Saturday, July 11, 2009

Headed Home From the Hospital

Susan is coming home from the hospital today. I am concerned and unsure about how she will take this transition. Ordinarily it might not present itself as a big deal, but this is for sure not ordinary- not this mother-in-law of mine who suffers from Alzheimer’s- nope, nothing ordinary about it. For Susan, thirteen days is a long time and a lot can be forgotten in that time. For you and me that is barely two weeks; but for her brain it is another time and place- another set of memories ago (likely forgotten ones).

It may seem odd to question: Will she remember her room? The house? Will she sleep tonight? Will she insist on going home (wherever in her brain that may be tonight)? Will she feel any sense of security and comfort at being in her bedroom and back in our home (and her home for the past year). In about an hour we will take her out of the hospital and begin the 23-mile ride home. Will she even know what is going on? I realize she will know something and feel something and desire something, but it will likely be based on inaccuracies.

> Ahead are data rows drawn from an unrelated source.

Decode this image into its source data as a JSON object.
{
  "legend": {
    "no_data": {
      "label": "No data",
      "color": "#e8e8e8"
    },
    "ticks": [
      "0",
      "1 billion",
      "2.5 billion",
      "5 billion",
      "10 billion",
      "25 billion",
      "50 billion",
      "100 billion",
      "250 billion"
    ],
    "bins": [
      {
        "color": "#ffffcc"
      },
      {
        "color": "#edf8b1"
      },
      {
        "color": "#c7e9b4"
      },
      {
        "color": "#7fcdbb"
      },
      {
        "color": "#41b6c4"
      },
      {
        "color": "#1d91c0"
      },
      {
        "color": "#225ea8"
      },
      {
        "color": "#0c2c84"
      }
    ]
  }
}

We shall see. I feel silly that I am apprehensive and a little nervous about bringing her home. Will I sleep tonight? Will she be nice and passive or will she be pushy and insistent? The answers to all of the uncertainties do matter to the rest of us living here.

It seems obvious to all of the doctors, nurses and social workers at the hospital that she should be in a long-term care facility. For me it seems obvious that we are getting closer to that decision, but I am not so sure that we are there yet. With all the new diagnosis’ these past few weeks (congestive heart failure, hardening of the arteries, full degenerative disk disease, shingles, drop foot …) along with all her past diagnosis’ I can’t help but fear that what we are witnessing respectfully is her descent. Others looking on see what is obvious, but perhaps to Jeff, to Katrina, to Kyle and to myself, it is hard to admit that she will not bounce back and regain her fight. I hear myself whisper inside my head, "But maybe she will; maybe she will.”